Photo by Deleese Cook on Unsplash
“Who loves ya, baby?” Lieutenant Kojak was fond of asking. As we get older, a better question we should all ask is, ”Who’s going to care for me when I’m too frail to care for myself?”
For those of us blessed with much younger spouses or adult children with whom we still maintain diplomatic relations, the answer is self-evident: Family. For “solo agers” – those among us who live alone, are not in a long-term relationship, and/or have no children – answers are harder to come by.
AARP says solo agers account for 12% of Americans ages 50 and up. At age 65 and older, we’re talking 12 million adults, or 27% of the U.S. population.

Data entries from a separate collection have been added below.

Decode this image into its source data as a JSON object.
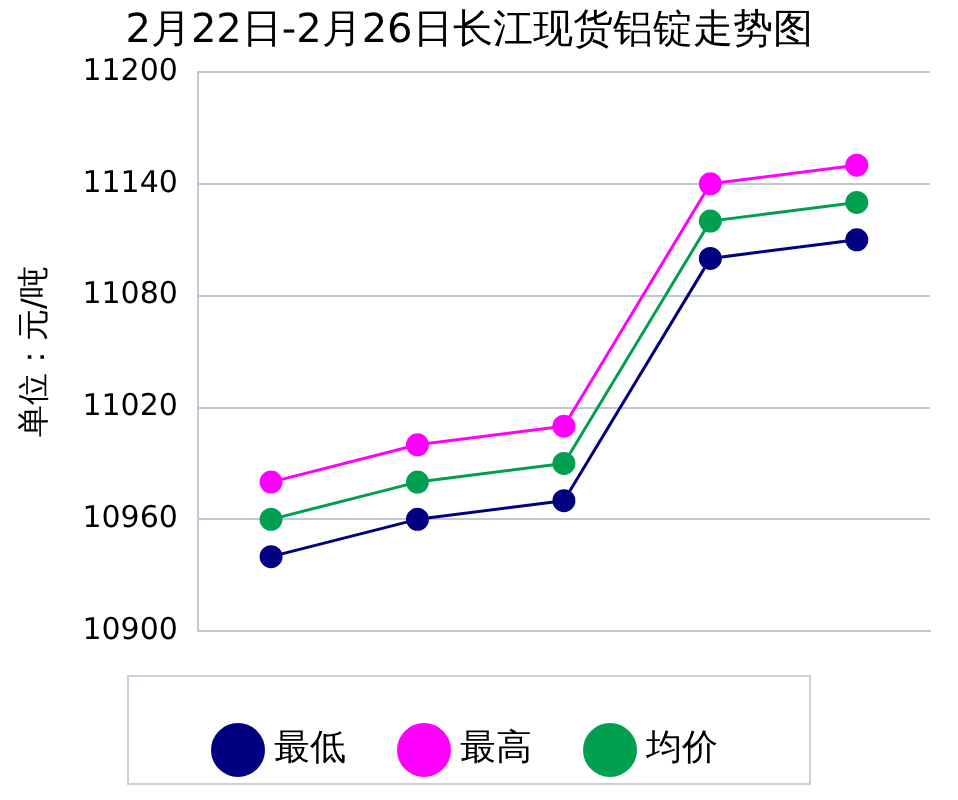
{
  "chart_data": {
    "type": "line",
    "title": "2月22日-2月26日长江现货铝锭走势图",
    "ylabel": "单位：元/吨",
    "categories": [
      null,
      null,
      null,
      null,
      null
    ],
    "series": [
      {
        "name": "最低",
        "color": "#000080",
        "values": [
          10940,
          10960,
          10970,
          11100,
          11110
        ]
      },
      {
        "name": "最高",
        "color": "#ff00ff",
        "values": [
          10980,
          11000,
          11010,
          11140,
          11150
        ]
      },
      {
        "name": "均价",
        "color": "#00a050",
        "values": [
          10960,
          10980,
          10990,
          11120,
          11130
        ]
      }
    ],
    "ylim": [
      10900,
      11200
    ],
    "yticks": [
      10900,
      10960,
      11020,
      11080,
      11140,
      11200
    ],
    "grid": "y",
    "legend": "bottom",
    "marker": "circle",
    "line_style": "solid"
  }
}
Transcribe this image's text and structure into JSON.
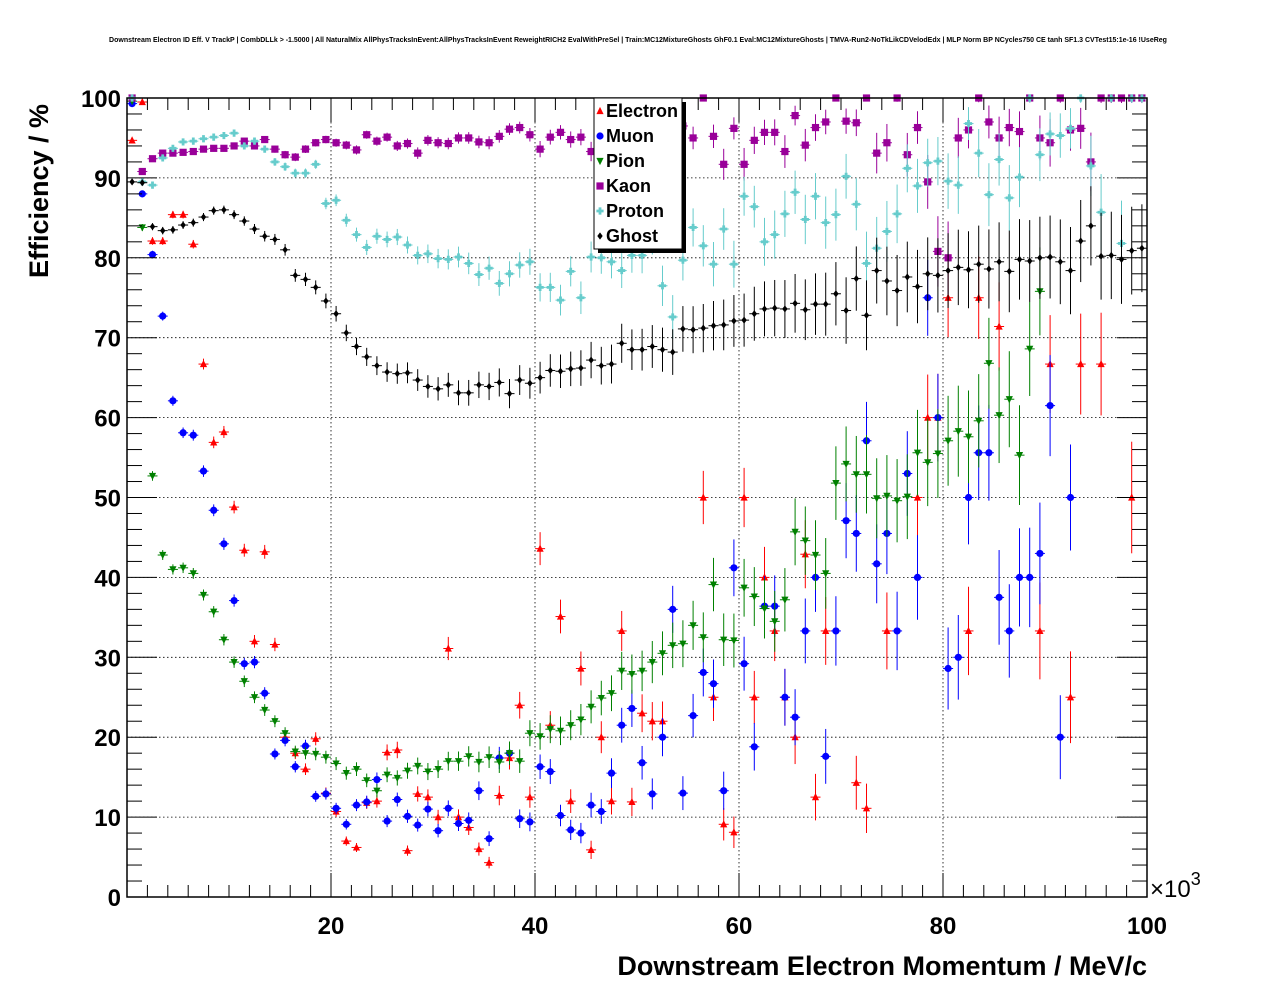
{
  "chart_data": {
    "type": "scatter",
    "title": "Downstream Electron ID Eff. V TrackP | CombDLLk > -1.5000 | All NaturalMix AllPhysTracksInEvent:AllPhysTracksInEvent ReweightRICH2 EvalWithPreSel | Train:MC12MixtureGhosts GhF0.1 Eval:MC12MixtureGhosts | TMVA-Run2-NoTkLikCDVelodEdx | MLP Norm BP NCycles750 CE tanh SF1.3 CVTest15:1e-16 !UseReg",
    "xlabel": "Downstream Electron Momentum / MeV/c",
    "ylabel": "Efficiency / %",
    "x_multiplier": "×10",
    "x_multiplier_exp": "3",
    "xlim": [
      0,
      100000
    ],
    "ylim": [
      0,
      100
    ],
    "x_ticks": [
      20000,
      40000,
      60000,
      80000,
      100000
    ],
    "x_tick_labels": [
      "20",
      "40",
      "60",
      "80",
      "100"
    ],
    "y_ticks": [
      0,
      10,
      20,
      30,
      40,
      50,
      60,
      70,
      80,
      90,
      100
    ],
    "y_tick_labels": [
      "0",
      "10",
      "20",
      "30",
      "40",
      "50",
      "60",
      "70",
      "80",
      "90",
      "100"
    ],
    "grid": true,
    "legend_position": "top-center",
    "x": [
      500,
      1500,
      2500,
      3500,
      4500,
      5500,
      6500,
      7500,
      8500,
      9500,
      10500,
      11500,
      12500,
      13500,
      14500,
      15500,
      16500,
      17500,
      18500,
      19500,
      20500,
      21500,
      22500,
      23500,
      24500,
      25500,
      26500,
      27500,
      28500,
      29500,
      30500,
      31500,
      32500,
      33500,
      34500,
      35500,
      36500,
      37500,
      38500,
      39500,
      40500,
      41500,
      42500,
      43500,
      44500,
      45500,
      46500,
      47500,
      48500,
      49500,
      50500,
      51500,
      52500,
      53500,
      54500,
      55500,
      56500,
      57500,
      58500,
      59500,
      60500,
      61500,
      62500,
      63500,
      64500,
      65500,
      66500,
      67500,
      68500,
      69500,
      70500,
      71500,
      72500,
      73500,
      74500,
      75500,
      76500,
      77500,
      78500,
      79500,
      80500,
      81500,
      82500,
      83500,
      84500,
      85500,
      86500,
      87500,
      88500,
      89500,
      90500,
      91500,
      92500,
      93500,
      94500,
      95500,
      96500,
      97500,
      98500,
      99500
    ],
    "series": [
      {
        "name": "Electron",
        "color": "#ff0000",
        "marker": "triangle-up",
        "values": [
          94.7,
          99.5,
          82.1,
          82.1,
          85.4,
          85.4,
          81.7,
          66.7,
          56.9,
          58.2,
          48.8,
          43.4,
          32.0,
          43.2,
          31.6,
          20.0,
          18.0,
          16.0,
          19.8,
          13.0,
          10.7,
          7.0,
          6.2,
          11.8,
          12.0,
          18.1,
          18.4,
          5.8,
          12.9,
          12.5,
          10.0,
          31.1,
          10.0,
          8.7,
          6.0,
          4.3,
          12.7,
          17.4,
          24.0,
          12.5,
          43.6,
          21.5,
          35.1,
          12.0,
          28.6,
          5.9,
          20.0,
          12.0,
          33.3,
          11.9,
          23.0,
          22.0,
          22.0,
          null,
          null,
          null,
          50.0,
          25.0,
          9.1,
          8.1,
          50.0,
          25.0,
          40.0,
          33.3,
          25.0,
          20.0,
          42.9,
          12.5,
          33.3,
          null,
          null,
          14.3,
          11.1,
          null,
          33.3,
          null,
          null,
          50.0,
          60.0,
          60.0,
          75.0,
          null,
          33.3,
          75.0,
          null,
          71.4,
          null,
          null,
          null,
          33.3,
          66.7,
          null,
          25.0,
          66.7,
          null,
          66.7,
          100.0,
          null,
          50.0,
          100.0
        ]
      },
      {
        "name": "Muon",
        "color": "#0000ff",
        "marker": "circle",
        "values": [
          99.3,
          88.0,
          80.4,
          72.7,
          62.1,
          58.1,
          57.8,
          53.3,
          48.4,
          44.2,
          37.1,
          29.2,
          29.4,
          25.5,
          17.9,
          19.6,
          16.3,
          18.9,
          12.6,
          12.9,
          11.1,
          9.1,
          11.5,
          11.9,
          14.7,
          9.5,
          12.2,
          10.1,
          9.0,
          11.0,
          8.3,
          11.1,
          9.2,
          9.6,
          13.3,
          7.3,
          17.4,
          18.0,
          9.8,
          9.4,
          16.3,
          15.7,
          10.2,
          8.4,
          8.0,
          11.5,
          10.7,
          15.5,
          21.5,
          23.6,
          16.8,
          12.9,
          20.0,
          36.0,
          13.0,
          22.7,
          28.1,
          26.7,
          13.3,
          41.2,
          29.2,
          18.8,
          36.4,
          36.4,
          25.0,
          22.5,
          33.3,
          40.0,
          17.6,
          33.3,
          47.1,
          45.5,
          57.1,
          41.7,
          45.5,
          33.3,
          53.0,
          40.0,
          75.0,
          60.0,
          28.6,
          30.0,
          50.0,
          55.6,
          55.6,
          37.5,
          33.3,
          40.0,
          40.0,
          43.0,
          61.5,
          20.0,
          50.0,
          null,
          null,
          null,
          null,
          null,
          null,
          null
        ]
      },
      {
        "name": "Pion",
        "color": "#008000",
        "marker": "triangle-down",
        "values": [
          99.6,
          83.8,
          52.7,
          42.8,
          41.0,
          41.2,
          40.5,
          37.8,
          35.7,
          32.2,
          29.4,
          27.0,
          25.0,
          23.4,
          22.0,
          20.5,
          18.2,
          18.0,
          17.9,
          17.5,
          16.7,
          15.5,
          16.0,
          14.6,
          13.3,
          15.3,
          14.9,
          15.8,
          16.4,
          15.7,
          16.0,
          17.0,
          17.0,
          17.6,
          16.9,
          17.5,
          16.9,
          18.0,
          17.0,
          20.5,
          20.1,
          21.0,
          20.8,
          21.5,
          22.2,
          23.8,
          24.9,
          25.5,
          28.3,
          27.9,
          28.3,
          29.4,
          30.5,
          31.5,
          31.7,
          34.0,
          32.5,
          39.1,
          32.2,
          32.1,
          38.7,
          37.6,
          36.1,
          34.5,
          37.2,
          45.7,
          44.6,
          42.8,
          40.5,
          51.8,
          54.2,
          52.9,
          52.9,
          49.9,
          50.2,
          49.6,
          50.1,
          55.6,
          54.4,
          55.5,
          57.1,
          58.3,
          57.6,
          59.6,
          66.8,
          60.3,
          62.3,
          55.3,
          68.6,
          75.8,
          null,
          null,
          null,
          null,
          null,
          null,
          null,
          null,
          null,
          null
        ]
      },
      {
        "name": "Kaon",
        "color": "#990099",
        "marker": "square",
        "values": [
          100.0,
          90.8,
          92.4,
          93.1,
          93.1,
          93.2,
          93.3,
          93.6,
          93.7,
          93.7,
          94.0,
          94.6,
          94.0,
          94.8,
          93.6,
          92.9,
          92.6,
          93.6,
          94.4,
          94.8,
          94.4,
          94.1,
          93.5,
          95.4,
          94.6,
          95.1,
          94.0,
          94.3,
          93.1,
          94.7,
          94.4,
          94.3,
          95.0,
          95.0,
          94.5,
          94.4,
          95.2,
          96.1,
          96.3,
          95.4,
          93.6,
          95.1,
          95.7,
          94.8,
          95.1,
          93.3,
          94.6,
          96.1,
          95.5,
          96.2,
          93.2,
          95.1,
          95.7,
          95.0,
          96.5,
          95.0,
          100.0,
          95.2,
          91.7,
          96.2,
          91.7,
          94.7,
          95.7,
          95.7,
          93.3,
          97.8,
          94.1,
          96.3,
          97.0,
          100.0,
          97.1,
          96.9,
          100.0,
          93.1,
          94.4,
          100.0,
          92.9,
          96.3,
          89.5,
          80.8,
          80.0,
          95.0,
          96.0,
          100.0,
          97.0,
          95.0,
          96.3,
          95.8,
          100.0,
          95.0,
          94.4,
          100.0,
          96.0,
          96.2,
          92.0,
          100.0,
          100.0,
          100.0,
          100.0,
          100.0
        ]
      },
      {
        "name": "Proton",
        "color": "#66cccc",
        "marker": "cross",
        "values": [
          100.0,
          89.5,
          89.1,
          92.5,
          93.7,
          94.5,
          94.6,
          94.9,
          95.1,
          95.3,
          95.6,
          94.0,
          94.6,
          93.6,
          92.0,
          91.4,
          90.6,
          90.6,
          91.7,
          86.8,
          87.2,
          84.7,
          82.9,
          81.3,
          82.7,
          82.3,
          82.6,
          81.6,
          80.3,
          80.5,
          79.9,
          79.8,
          80.1,
          79.3,
          77.9,
          78.7,
          76.8,
          78.0,
          79.1,
          79.5,
          76.3,
          76.3,
          74.7,
          78.3,
          75.0,
          80.1,
          80.0,
          79.5,
          78.4,
          80.3,
          80.3,
          82.6,
          76.5,
          72.6,
          79.7,
          83.8,
          81.5,
          79.2,
          83.6,
          79.2,
          87.7,
          86.4,
          82.0,
          82.9,
          85.5,
          88.2,
          84.8,
          87.7,
          84.4,
          85.4,
          90.2,
          86.7,
          79.3,
          81.2,
          83.3,
          85.5,
          91.2,
          89.0,
          91.9,
          92.1,
          89.6,
          89.1,
          96.8,
          93.1,
          87.9,
          92.3,
          87.5,
          90.1,
          100.0,
          92.9,
          95.5,
          95.3,
          96.2,
          100.0,
          91.5,
          85.7,
          100.0,
          81.8,
          100.0,
          100.0
        ]
      },
      {
        "name": "Ghost",
        "color": "#000000",
        "marker": "diamond",
        "values": [
          89.5,
          89.4,
          83.9,
          83.4,
          83.5,
          84.1,
          84.4,
          85.1,
          85.9,
          86.0,
          85.4,
          84.6,
          83.6,
          82.7,
          82.3,
          81.0,
          77.8,
          77.3,
          76.3,
          74.6,
          73.0,
          70.6,
          68.9,
          67.6,
          66.5,
          65.7,
          65.5,
          65.6,
          64.7,
          63.9,
          63.6,
          64.1,
          63.1,
          63.1,
          64.1,
          63.9,
          64.4,
          63.0,
          64.7,
          64.3,
          65.0,
          65.9,
          65.8,
          66.1,
          66.2,
          67.2,
          66.5,
          66.7,
          69.3,
          68.5,
          68.5,
          68.9,
          68.5,
          68.2,
          71.1,
          71.0,
          71.2,
          71.5,
          71.6,
          72.1,
          72.2,
          73.0,
          73.6,
          73.7,
          73.6,
          74.3,
          73.5,
          74.2,
          74.2,
          75.5,
          73.4,
          77.4,
          72.8,
          78.4,
          77.1,
          75.9,
          77.6,
          76.4,
          78.0,
          77.8,
          78.4,
          78.8,
          78.5,
          79.2,
          78.6,
          79.5,
          78.3,
          79.8,
          79.6,
          80.0,
          80.1,
          79.5,
          78.4,
          82.1,
          84.0,
          80.2,
          80.3,
          79.8,
          80.9,
          81.2
        ]
      }
    ]
  }
}
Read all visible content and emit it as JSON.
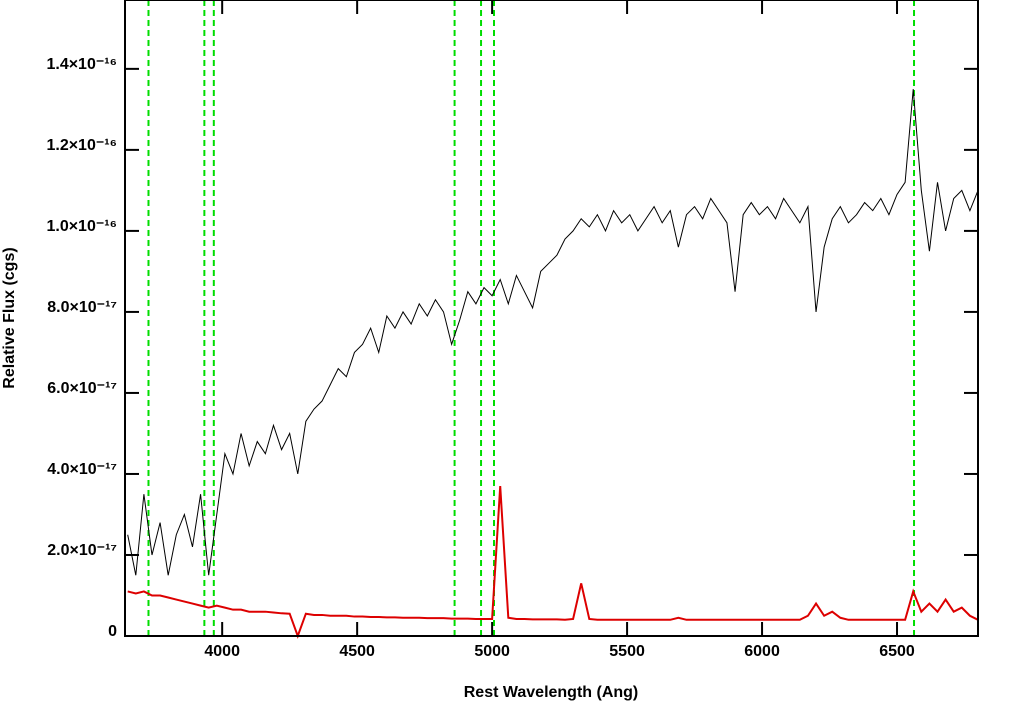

Wendl Kornfeld did more than ask the question; she did something about it. Wendl, who among her many sterling attributes happens to be a loyal and generous subscriber to The EndGame, had read in Gail Sheehy’s sequel to Passages about the need to prepare for old age both financially and psychologically. She and her husband were doing more caregiving for their aging mothers at the time, so she decided to begin preparing for her own old age well in advance. By the time she retired in 2013, “I had decided that my retirement job was going to be finding how to be really good at being old.” She also had come to realize that solo agers were at a particular disadvantage.
She addressed the challenges facing solo agers by starting a program called Community as Family. It began with five focus groups for solo agers in people’s homes. A year later her synagogue, Temple Emanu-El in New York City, invited her to bring the program under its sponsorship. “I was thrilled when they invited me,” Wendl says. “It has given the program a higher profile, as well as a higher profile for solo aging.”
This month Community as Family celebrated its eighth anniversary. Prior to Covid, the monthly meetings were held at the temple around a large conference table, with a light dinner. Each meeting provided information and discussion on a topic of concern, followed by time for socializing. A rabbi shares the facilitation duties with Wendl.
Familiarity Breeds Bonding
“I call it an educational group, first and foremost,” Wendl says. “The bonus is, if your group meets regularly, you’re going to build ties and supportive relationships with each other. After eight years in my group, for instance, we’re each other’s health care proxies, we sit shiva (Jewish practice of mourning) with each other, we pick each other up from the hospital, we hold house keys for one another, and on and on. The familiarity of seeing the same people regularly helps build bonds.”
Based on the success of Community as Family, Wendl has advised dozens of organizations on how to replicate the program. She has written a starter guide on how to facilitate a group, including ice breakers to start conversation flowing. She has also shared basic forms she has created to help participants organize all the important details and vital information about their lives. “The program is a way to bring attention to the needs of solo agers, to realize it’s a demographic much larger than anybody realized until recently.” Also, she adds, “it has a lot of potential for organizations who want to better serve this demographic.”
It's a simple but effective program. The guiding principles spell ART:
Anticipate getting older – beginning in your late 50s if possible, so you don’t wake up in crisis mode.
Resources – learn which agencies do what and, just as important, learn how they work.
Team – build an “A Team” for yourself from friends, neighbors, and colleagues.
A starting point for every group is “to get your critical documents in place, because all things will flow from them, and it will give you piece of mind so you can really go out and enjoy these years.” She includes the last will and testament, health care proxy, advance medical directives, and financial power of attorney. The financial power of attorney is the hardest for many people. “If you don’t have family members, you have to give someone else a lot of power over your finances,” she explains. “That requires tremendous trust.”
For others seeking to emulate the Community as Family model, she identifies several critical lessons for success. “Stick to the principles. Don’t become group therapy. Don’t become a ‘village’ where you’re doing chores for other members.” The group needs a strong facilitator who models courtesy, respect, and confidentiality and makes sure everyone is heard. But the facilitator doesn’t have to carry the load alone. She suggests asking active group members to take turns researching topics for meetings.
Starting the program was a natural outgrowth of Wendl’s personality. “I love people,” she says, “and making friends comes as naturally to me as breathing.”
What she has created can be a literal lifesaver for solo agers. Everyone needs an A Team to give them an assist when they need it most. If family isn’t the answer, Community as Family provides a nearly natural way to create your own.
You can learn more about Community as Family by emailing Wendl at wendlkornfeld1@gmail.com.
Another powerful article, Don. Thanks for introducing me to Wendl (virtually here). Her Community as Family concept adds to my ideas for how to age with support. When your Subject line read "Make Your Own", I thought you were going to write about the approach my husband and I are working on -- of effectively adopting younger people to be our kids to guide us as our abilities dwindle. I don't expect to see any dwindling for several decades to come, but we want to get things in place sooner than later anyway.
Bravo, Wendl and Don!
Thank you so much for the opportunity to talk about Community as Family, Don. A beautifully done write-up, and I look forward to continuing to learn from you and your readers. Wishing you all a safe 2023, positively engaged in community!